Saturday, December 21, 2013

What's Your Problem?




A few weeks ago, I wrote about how my ways aren't the same as God's ways.  I'm not sure if that is exactly what Einstein meant when he said that we can't use the same thinking to solve our problems as we did when we created them,but that's how it translates to me.  The root of ALL of my problems is my conceit.  It's the part of me that wants to play God in my own life.  That is the thinking I use, when I create my problems.

I know that people say, "God doesn't give you what you can't handle," but I don't believe that is true at all.  God TOTALLY gives me what I can't handle.  It's his only means by which to get me to rely on him.  I am only obedient and submissive to him when I realize that my life is not my own.  I walk in his way most readily when I can't see the path on my own.
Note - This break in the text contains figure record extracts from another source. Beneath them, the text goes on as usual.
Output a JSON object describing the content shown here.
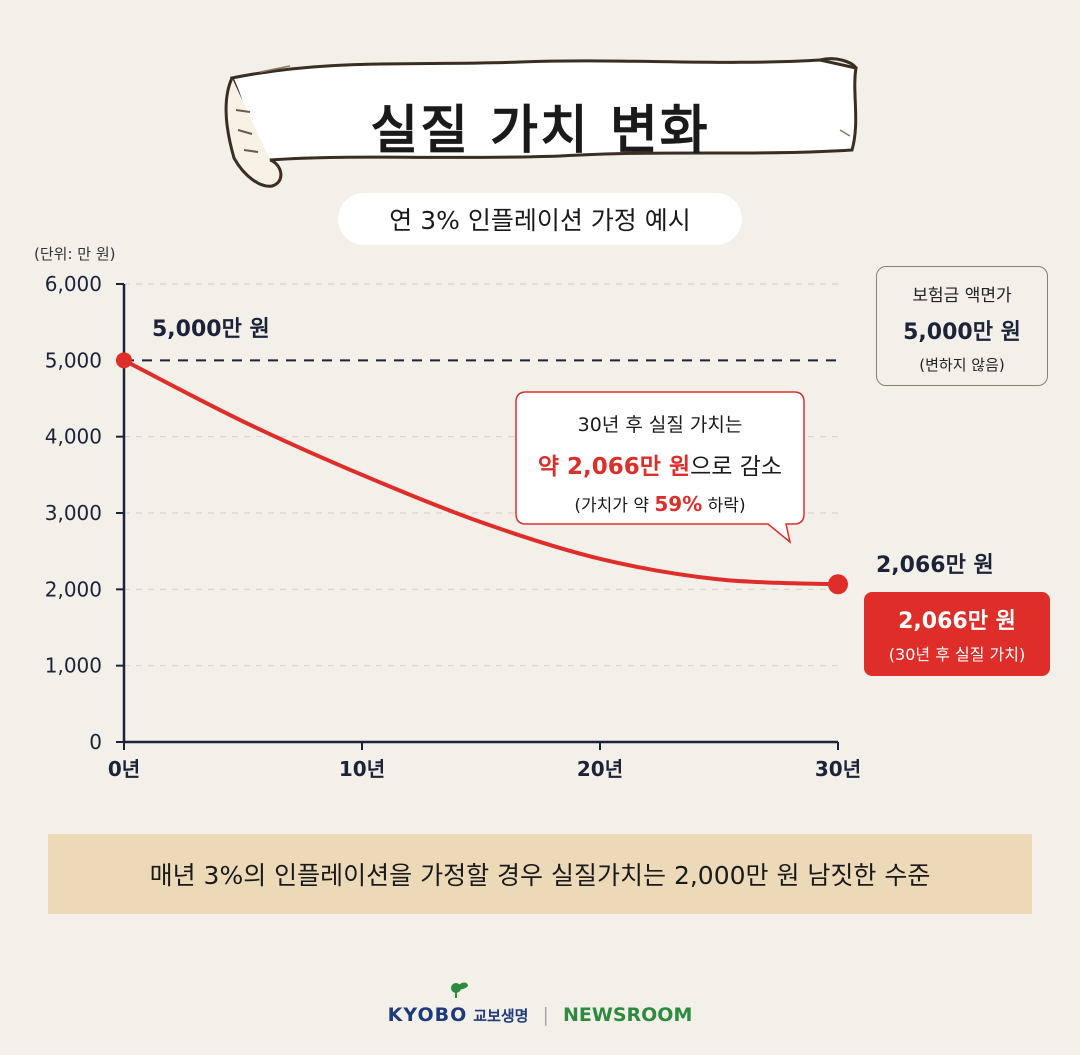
{
  "title": "실질 가치 변화",
  "subtitle": "연 3% 인플레이션 가정 예시",
  "unit_label": "(단위: 만 원)",
  "face_value_box": {
    "line1": "보험금 액면가",
    "line2": "5,000만 원",
    "line3": "(변하지 않음)"
  },
  "callout": {
    "line1": "30년 후 실질 가치는",
    "line2_highlight": "약 2,066만 원",
    "line2_rest": "으로 감소",
    "line3_pre": "(가치가 약 ",
    "line3_highlight": "59%",
    "line3_post": " 하락)"
  },
  "start_label": "5,000만 원",
  "end_label": "2,066만 원",
  "end_box": {
    "line1": "2,066만 원",
    "line2": "(30년 후 실질 가치)"
  },
  "note": "매년 3%의 인플레이션을 가정할 경우 실질가치는 2,000만 원 남짓한 수준",
  "footer": {
    "brand": "KYOBO",
    "brand_kor": "교보생명",
    "divider": "|",
    "newsroom": "NEWSROOM"
  },
  "colors": {
    "background": "#f3efe9",
    "line": "#df2e2a",
    "axis": "#1c2338",
    "note_bg": "#ecd9b7",
    "brand_blue": "#1f3a7a",
    "brand_green": "#2d8a3e"
  },
  "chart_data": {
    "type": "line",
    "ylim": [
      0,
      6000
    ],
    "xlim": [
      0,
      30
    ],
    "yticks": [
      0,
      1000,
      2000,
      3000,
      4000,
      5000,
      6000
    ],
    "ytick_labels": [
      "0",
      "1,000",
      "2,000",
      "3,000",
      "4,000",
      "5,000",
      "6,000"
    ],
    "xticks": [
      0,
      10,
      20,
      30
    ],
    "xtick_labels": [
      "0년",
      "10년",
      "20년",
      "30년"
    ],
    "grid": true,
    "reference_line": {
      "y": 5000,
      "style": "dashed"
    },
    "series": [
      {
        "x": [
          0,
          5,
          10,
          15,
          20,
          25,
          30
        ],
        "values": [
          5000,
          4200,
          3500,
          2880,
          2400,
          2130,
          2066
        ]
      }
    ]
  }
}
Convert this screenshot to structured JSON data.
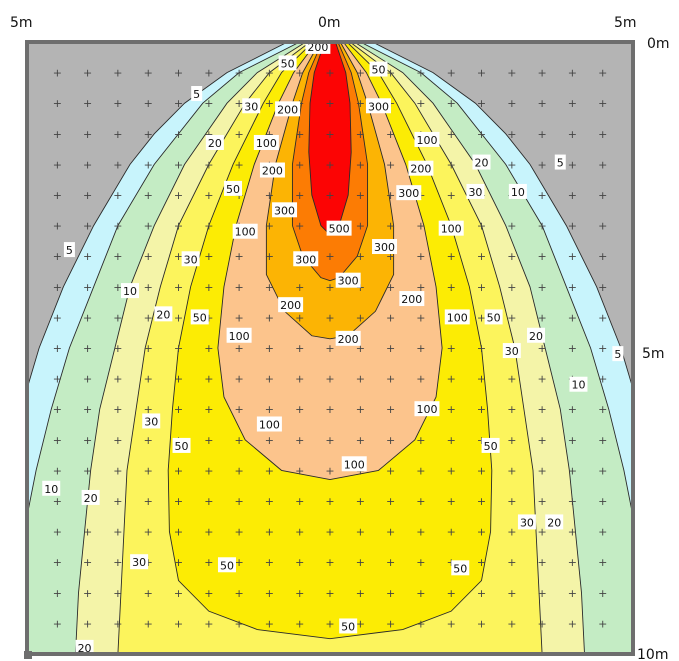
{
  "chart_data": {
    "type": "heatmap",
    "title": "",
    "xlabel": "",
    "ylabel": "",
    "x_range": [
      -5,
      5
    ],
    "y_range": [
      0,
      10
    ],
    "axis_labels": {
      "top_left": "5m",
      "top_center": "0m",
      "top_right": "5m",
      "right_top": "0m",
      "right_middle": "5m",
      "right_bottom": "10m"
    },
    "background_color": "#b4b4b4",
    "grid_marker": "+",
    "contour_levels": [
      {
        "level": 5,
        "color": "#c8f4fc"
      },
      {
        "level": 10,
        "color": "#c4ecc4"
      },
      {
        "level": 20,
        "color": "#f4f4a8"
      },
      {
        "level": 30,
        "color": "#fcf45c"
      },
      {
        "level": 50,
        "color": "#fcec04"
      },
      {
        "level": 100,
        "color": "#fcc48c"
      },
      {
        "level": 200,
        "color": "#fcb404"
      },
      {
        "level": 300,
        "color": "#fc7c04"
      },
      {
        "level": 500,
        "color": "#fc0404"
      }
    ],
    "contour_labels": [
      {
        "text": "200",
        "x": -0.2,
        "y": 0.08
      },
      {
        "text": "50",
        "x": -0.7,
        "y": 0.35
      },
      {
        "text": "50",
        "x": 0.8,
        "y": 0.45
      },
      {
        "text": "5",
        "x": -2.2,
        "y": 0.85
      },
      {
        "text": "30",
        "x": -1.3,
        "y": 1.05
      },
      {
        "text": "200",
        "x": -0.7,
        "y": 1.1
      },
      {
        "text": "300",
        "x": 0.8,
        "y": 1.05
      },
      {
        "text": "20",
        "x": -1.9,
        "y": 1.65
      },
      {
        "text": "100",
        "x": -1.05,
        "y": 1.65
      },
      {
        "text": "100",
        "x": 1.6,
        "y": 1.6
      },
      {
        "text": "200",
        "x": 1.5,
        "y": 2.07
      },
      {
        "text": "200",
        "x": -0.95,
        "y": 2.1
      },
      {
        "text": "20",
        "x": 2.5,
        "y": 1.97
      },
      {
        "text": "5",
        "x": 3.8,
        "y": 1.97
      },
      {
        "text": "50",
        "x": -1.6,
        "y": 2.4
      },
      {
        "text": "300",
        "x": 1.3,
        "y": 2.47
      },
      {
        "text": "30",
        "x": 2.4,
        "y": 2.45
      },
      {
        "text": "10",
        "x": 3.1,
        "y": 2.45
      },
      {
        "text": "300",
        "x": -0.75,
        "y": 2.75
      },
      {
        "text": "500",
        "x": 0.15,
        "y": 3.05
      },
      {
        "text": "100",
        "x": -1.4,
        "y": 3.1
      },
      {
        "text": "100",
        "x": 2.0,
        "y": 3.05
      },
      {
        "text": "300",
        "x": 0.9,
        "y": 3.35
      },
      {
        "text": "30",
        "x": -2.3,
        "y": 3.55
      },
      {
        "text": "300",
        "x": -0.4,
        "y": 3.55
      },
      {
        "text": "5",
        "x": -4.3,
        "y": 3.4
      },
      {
        "text": "300",
        "x": 0.3,
        "y": 3.9
      },
      {
        "text": "10",
        "x": -3.3,
        "y": 4.07
      },
      {
        "text": "200",
        "x": 1.35,
        "y": 4.2
      },
      {
        "text": "200",
        "x": -0.65,
        "y": 4.3
      },
      {
        "text": "20",
        "x": -2.75,
        "y": 4.45
      },
      {
        "text": "50",
        "x": -2.15,
        "y": 4.5
      },
      {
        "text": "100",
        "x": 2.1,
        "y": 4.5
      },
      {
        "text": "50",
        "x": 2.7,
        "y": 4.5
      },
      {
        "text": "100",
        "x": -1.5,
        "y": 4.8
      },
      {
        "text": "200",
        "x": 0.3,
        "y": 4.85
      },
      {
        "text": "20",
        "x": 3.4,
        "y": 4.8
      },
      {
        "text": "30",
        "x": 3.0,
        "y": 5.05
      },
      {
        "text": "5",
        "x": 4.75,
        "y": 5.1
      },
      {
        "text": "10",
        "x": 4.1,
        "y": 5.6
      },
      {
        "text": "100",
        "x": 1.6,
        "y": 6.0
      },
      {
        "text": "100",
        "x": -1.0,
        "y": 6.25
      },
      {
        "text": "30",
        "x": -2.95,
        "y": 6.2
      },
      {
        "text": "50",
        "x": -2.45,
        "y": 6.6
      },
      {
        "text": "50",
        "x": 2.65,
        "y": 6.6
      },
      {
        "text": "100",
        "x": 0.4,
        "y": 6.9
      },
      {
        "text": "10",
        "x": -4.6,
        "y": 7.3
      },
      {
        "text": "20",
        "x": -3.95,
        "y": 7.45
      },
      {
        "text": "30",
        "x": 3.25,
        "y": 7.85
      },
      {
        "text": "20",
        "x": 3.7,
        "y": 7.85
      },
      {
        "text": "30",
        "x": -3.15,
        "y": 8.5
      },
      {
        "text": "50",
        "x": -1.7,
        "y": 8.55
      },
      {
        "text": "50",
        "x": 2.15,
        "y": 8.6
      },
      {
        "text": "50",
        "x": 0.3,
        "y": 9.55
      },
      {
        "text": "20",
        "x": -4.05,
        "y": 9.9
      }
    ]
  }
}
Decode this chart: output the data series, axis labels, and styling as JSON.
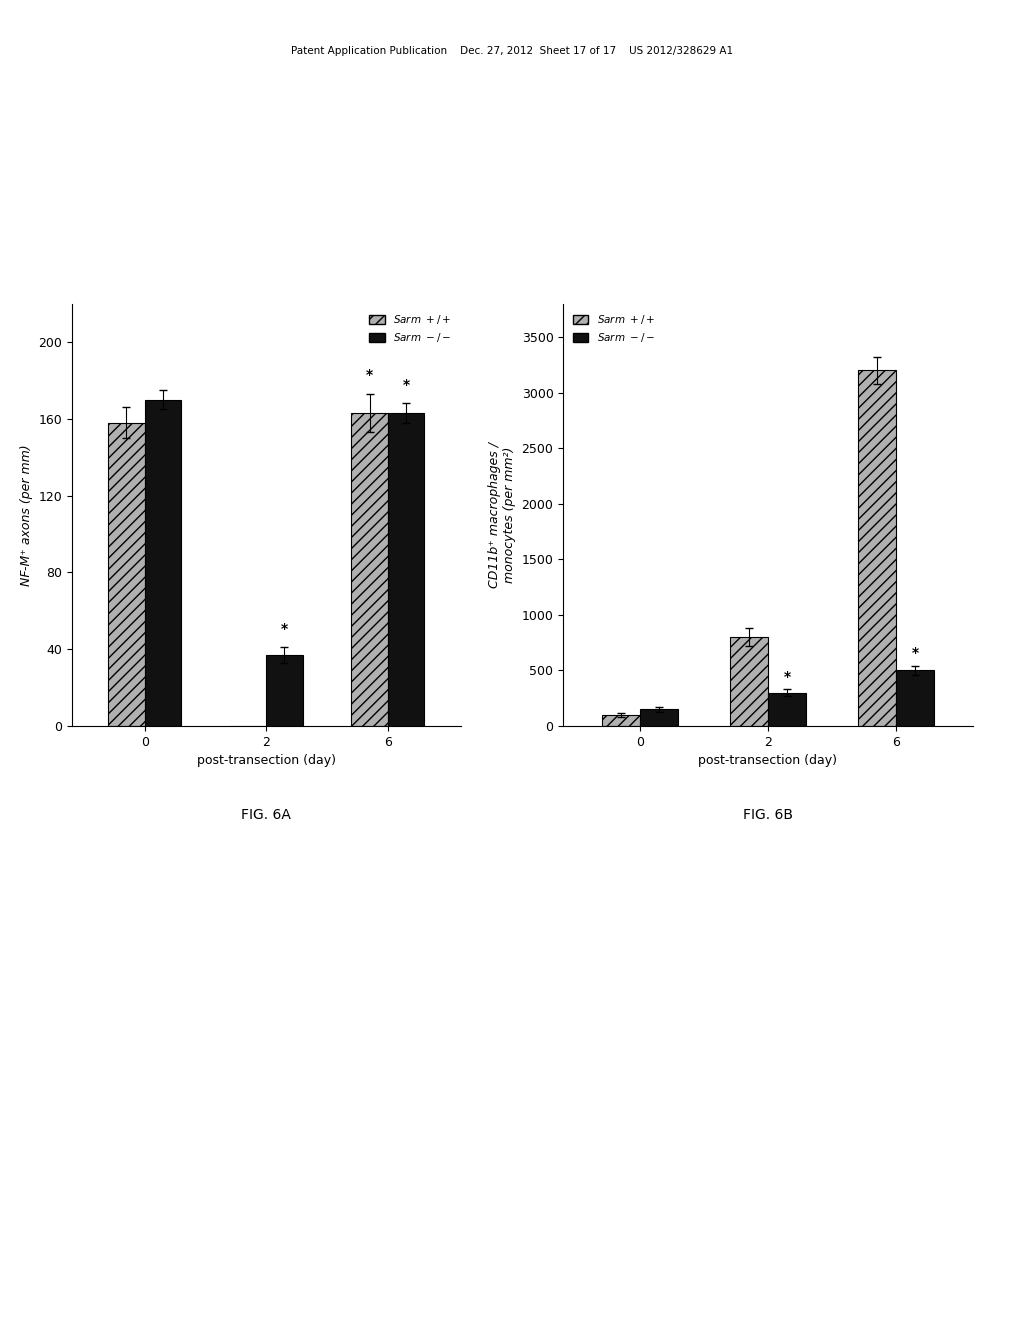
{
  "fig6a": {
    "title": "FIG. 6A",
    "ylabel": "NF-M⁺ axons (per mm)",
    "xlabel": "post-transection (day)",
    "days": [
      0,
      2,
      6
    ],
    "sarm_pp_values": [
      158,
      0,
      163
    ],
    "sarm_pp_errors": [
      8,
      0,
      10
    ],
    "sarm_km_values": [
      170,
      37,
      163
    ],
    "sarm_km_errors": [
      5,
      4,
      5
    ],
    "ylim": [
      0,
      220
    ],
    "yticks": [
      0,
      40,
      80,
      120,
      160,
      200
    ],
    "significance_days": [
      2,
      6
    ],
    "legend_sarm_pp": "Sarm +/+",
    "legend_sarm_km": "Sarm -/-"
  },
  "fig6b": {
    "title": "FIG. 6B",
    "ylabel": "CD11b⁺ macrophages /\nmonocytes (per mm²)",
    "xlabel": "post-transection (day)",
    "days": [
      0,
      2,
      6
    ],
    "sarm_pp_values": [
      100,
      800,
      3200
    ],
    "sarm_pp_errors": [
      20,
      80,
      120
    ],
    "sarm_km_values": [
      150,
      300,
      500
    ],
    "sarm_km_errors": [
      20,
      30,
      40
    ],
    "ylim": [
      0,
      3800
    ],
    "yticks": [
      0,
      500,
      1000,
      1500,
      2000,
      2500,
      3000,
      3500
    ],
    "significance_days": [
      2,
      6
    ],
    "legend_sarm_pp": "Sarm +/+",
    "legend_sarm_km": "Sarm -/-"
  },
  "header_text": "Patent Application Publication    Dec. 27, 2012  Sheet 17 of 17    US 2012/328629 A1",
  "bar_width": 0.3,
  "sarm_pp_color": "#b0b0b0",
  "sarm_pp_hatch": "///",
  "sarm_km_color": "#111111",
  "sarm_km_hatch": "",
  "bg_color": "#ffffff",
  "font_size": 9,
  "title_font_size": 10,
  "label_font_size": 8
}
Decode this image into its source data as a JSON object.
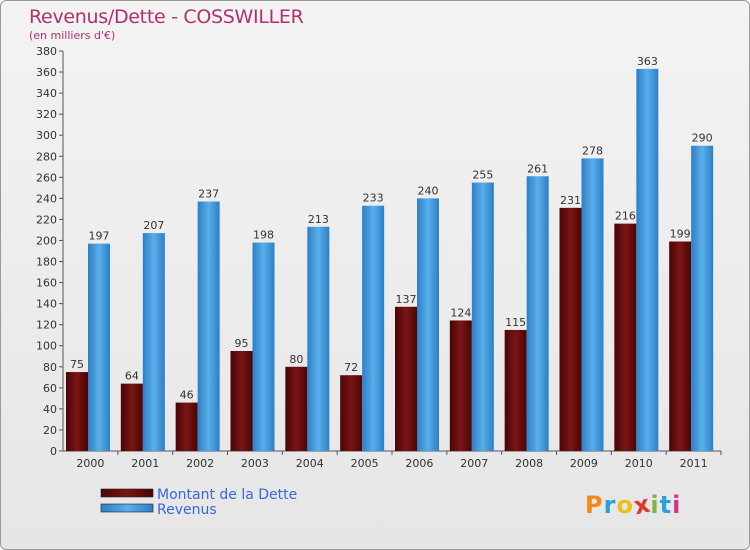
{
  "header": {
    "title": "Revenus/Dette - COSSWILLER",
    "subtitle": "(en milliers d'€)"
  },
  "logo": {
    "text": "Proxiti",
    "colors": [
      "#f08a1c",
      "#2aa1d6",
      "#e8c21a",
      "#e2362b",
      "#7ab648",
      "#2aa1d6",
      "#d63384"
    ]
  },
  "colors": {
    "dette": "#6b0d0d",
    "revenus": "#3f9ae0",
    "title": "#b0306a",
    "legend_text": "#3a66d8"
  },
  "chart_data": {
    "type": "bar",
    "title": "Revenus/Dette - COSSWILLER",
    "ylabel": "(en milliers d'€)",
    "xlabel": "",
    "categories": [
      "2000",
      "2001",
      "2002",
      "2003",
      "2004",
      "2005",
      "2006",
      "2007",
      "2008",
      "2009",
      "2010",
      "2011"
    ],
    "series": [
      {
        "name": "Montant de la Dette",
        "values": [
          75,
          64,
          46,
          95,
          80,
          72,
          137,
          124,
          115,
          231,
          216,
          199
        ]
      },
      {
        "name": "Revenus",
        "values": [
          197,
          207,
          237,
          198,
          213,
          233,
          240,
          255,
          261,
          278,
          363,
          290
        ]
      }
    ],
    "ylim": [
      0,
      380
    ],
    "ytick_step": 20,
    "grid": false,
    "legend_position": "bottom-left"
  }
}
I often say that God has to beat me over the head with a frying pan in order to get me to listen to him.  That's how it feels, at least.  He'll send me sign after sign after sign of what he'd like me to do, and yet, I still am so stubborn that I keep walking my own direction.  Often, I'll have to have a pretty blatant; sometimes painful, experience in order for me to see that he's been directing me down a different path all along.

A perfect example of this is my previous work experience.  For years I tried to fit my square peg of a life into round hole of a job.  I was burning out by trying to be a full time mom and full time administrator.  Add into that the passion I had for volunteering and I just couldn't keep going at that speed.  But I was too stubborn to say, "I can't work full time."  God had to set up an extraordinary set of circumstances to get me out of my career and get me to see that I didn't need  a "career" to measure up to the world.  I needed to measure up to God's plan for my life~He didn't, and doesn't, care how the world sees me. 

So, Einstein is right (otherwise he wouldn't be Einstein, correct?).  I can't use my same stubborn, self-righteous thinking to get me out of my difficult circumstances.  I have to prostrate myself to the God of my life; the one who's ways are not my ways; the one who asks me just to trust him and follow his plan for my life. 

What's my problem?  My problem is me.  

How about you?  What's your problem?